Limerick aveva fama di essere una città molto religiosa, ma noi lo sapevamo che era solo la pioggia.

– Prendiamo il tè con le frittelle e le uova sode, dopodiché ci addormentiamo tutti quanti. Quando mi sveglio mi ritrovo in un letto insieme con Malachy e i gemelli. I miei genitori dormono in un altro letto vicino alla finestra. Dove sono? sta calando il buio. Questa qui non è la nave. Mamma russa e fa hiii, Papà russa e fa hooo. Mi alzo e scrollo un po’ mio padre per svegliarlo: Devo fare la pipì. Falla nel vaso da notte, dice lui.

Eh?

Sotto al letto, ninì. Nel vaso da notte. Quella cosa con sopra le rose e le tose che saltellano nella valle. Falla lì dentro, la pipì.

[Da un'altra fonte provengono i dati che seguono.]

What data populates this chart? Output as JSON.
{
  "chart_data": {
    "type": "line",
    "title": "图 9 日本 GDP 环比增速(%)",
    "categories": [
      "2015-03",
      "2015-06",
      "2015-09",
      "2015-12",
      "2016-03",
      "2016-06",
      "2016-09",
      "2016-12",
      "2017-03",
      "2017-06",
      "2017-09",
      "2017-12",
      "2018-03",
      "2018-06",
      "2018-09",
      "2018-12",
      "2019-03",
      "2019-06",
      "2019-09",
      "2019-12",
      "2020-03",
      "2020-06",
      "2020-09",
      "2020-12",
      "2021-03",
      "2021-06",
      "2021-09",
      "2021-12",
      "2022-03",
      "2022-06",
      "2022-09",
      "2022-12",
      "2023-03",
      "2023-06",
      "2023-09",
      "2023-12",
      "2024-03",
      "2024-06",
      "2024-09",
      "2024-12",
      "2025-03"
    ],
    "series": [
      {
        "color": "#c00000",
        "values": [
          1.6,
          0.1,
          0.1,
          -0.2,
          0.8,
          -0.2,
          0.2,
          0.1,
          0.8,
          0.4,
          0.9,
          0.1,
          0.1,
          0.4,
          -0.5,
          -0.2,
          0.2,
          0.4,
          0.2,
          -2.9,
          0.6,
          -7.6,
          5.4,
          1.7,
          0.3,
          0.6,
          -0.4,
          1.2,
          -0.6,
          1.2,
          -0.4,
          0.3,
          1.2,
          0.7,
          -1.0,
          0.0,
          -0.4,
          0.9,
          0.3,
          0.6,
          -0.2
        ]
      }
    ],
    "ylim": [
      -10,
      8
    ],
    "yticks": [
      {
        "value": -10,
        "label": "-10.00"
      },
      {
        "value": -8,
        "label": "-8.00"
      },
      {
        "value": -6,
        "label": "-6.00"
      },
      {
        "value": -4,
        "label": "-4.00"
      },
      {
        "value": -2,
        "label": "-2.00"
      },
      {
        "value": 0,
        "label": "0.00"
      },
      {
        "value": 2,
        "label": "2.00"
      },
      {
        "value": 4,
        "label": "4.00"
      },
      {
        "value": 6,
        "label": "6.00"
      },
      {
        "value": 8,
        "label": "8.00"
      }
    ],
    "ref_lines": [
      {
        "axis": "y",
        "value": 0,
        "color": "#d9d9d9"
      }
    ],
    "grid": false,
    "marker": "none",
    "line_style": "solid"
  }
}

Io vorrei fargli altre domande perché anche se mi scappa da morire mi fa una strana impressione fare la pipì in un vaso con sopra le rose e le tose nella valle, chiunque siano. A Classon Avenue roba del genere non esisteva proprio; a Classon Avenue c’era la signora Leibowitz che cantava nel gabinetto e c’eravamo noi fuori, nel corridoio, che ce la tenevamo.